Furthermore, she sits on several advisory boards and boards of trustees, including the think tank Avenir Suisse, the Departement of Economics at the University of Zurich, the MBA for Woman Foundation, Allbright Foundation and Woman Political Leaders. From 2013 to 2024 Müller-Möhl was a member of the advisory board of the Bertelsmann Foundation. She is a jury member of the SEF.WomanAward, presented annaully by the Swiss Economic Forum.

Müller-Möhl regularly appears as speaker, panellist and as columnist for Women in Business.

== Awards ==
In 2007 the World Economic Forum nominated her as Young Global Leader in recognition of her success and her socio-political engagement.

== Nominations ==
From the World Woman Foundation Müller-Möhl received the World Woman Hero Award in 2025.

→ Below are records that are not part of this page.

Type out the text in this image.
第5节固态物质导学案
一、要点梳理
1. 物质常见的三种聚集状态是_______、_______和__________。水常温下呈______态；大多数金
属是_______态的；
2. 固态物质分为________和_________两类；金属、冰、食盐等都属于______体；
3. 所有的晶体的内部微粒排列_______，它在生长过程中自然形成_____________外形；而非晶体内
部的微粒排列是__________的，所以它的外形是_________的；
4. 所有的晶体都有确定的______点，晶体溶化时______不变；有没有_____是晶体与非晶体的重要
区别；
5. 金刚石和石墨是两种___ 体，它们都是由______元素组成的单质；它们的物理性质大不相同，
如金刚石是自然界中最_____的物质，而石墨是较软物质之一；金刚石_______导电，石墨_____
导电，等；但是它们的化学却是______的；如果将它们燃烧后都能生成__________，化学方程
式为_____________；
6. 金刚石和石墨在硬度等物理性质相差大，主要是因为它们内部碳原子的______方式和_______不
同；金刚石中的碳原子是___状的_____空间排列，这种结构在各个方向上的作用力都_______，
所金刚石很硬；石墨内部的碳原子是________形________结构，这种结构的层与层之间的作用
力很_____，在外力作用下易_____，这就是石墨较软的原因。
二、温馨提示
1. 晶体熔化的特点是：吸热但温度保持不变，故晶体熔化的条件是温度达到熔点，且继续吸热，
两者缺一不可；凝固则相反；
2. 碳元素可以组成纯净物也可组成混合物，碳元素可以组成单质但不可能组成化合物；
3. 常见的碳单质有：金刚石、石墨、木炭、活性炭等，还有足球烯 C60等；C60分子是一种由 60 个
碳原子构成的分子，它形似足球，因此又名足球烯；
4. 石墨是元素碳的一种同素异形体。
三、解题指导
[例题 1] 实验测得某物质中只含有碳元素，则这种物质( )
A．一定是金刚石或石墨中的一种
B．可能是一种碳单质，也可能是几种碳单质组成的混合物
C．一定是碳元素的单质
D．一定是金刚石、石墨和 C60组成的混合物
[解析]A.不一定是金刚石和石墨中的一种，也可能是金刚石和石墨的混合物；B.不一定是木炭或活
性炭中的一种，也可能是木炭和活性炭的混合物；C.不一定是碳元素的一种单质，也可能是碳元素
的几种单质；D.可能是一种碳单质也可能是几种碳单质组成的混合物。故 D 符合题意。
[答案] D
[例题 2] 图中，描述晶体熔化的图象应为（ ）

Müller-Möhl has been namend one of the Top 100 Women in Business in Switzerland for many years. Bilanz ranks her among the Who's Who of investors in Switzerland.

== Personal life ==
In 1997, she married Ernst Müller-Möhl (1957–2000), private banker and financier. He died in an plane accident in 2000.

They had one son: Elias Müller-Möhl (born 1998), an alum of Columbia University, based in New York City.

In 2025, Müller-Möhl married secondly to Raymond Bär (born 1959), of the Baer family, in a private civil ceremony in St. Moritz. They were in a relationship for the past ten years.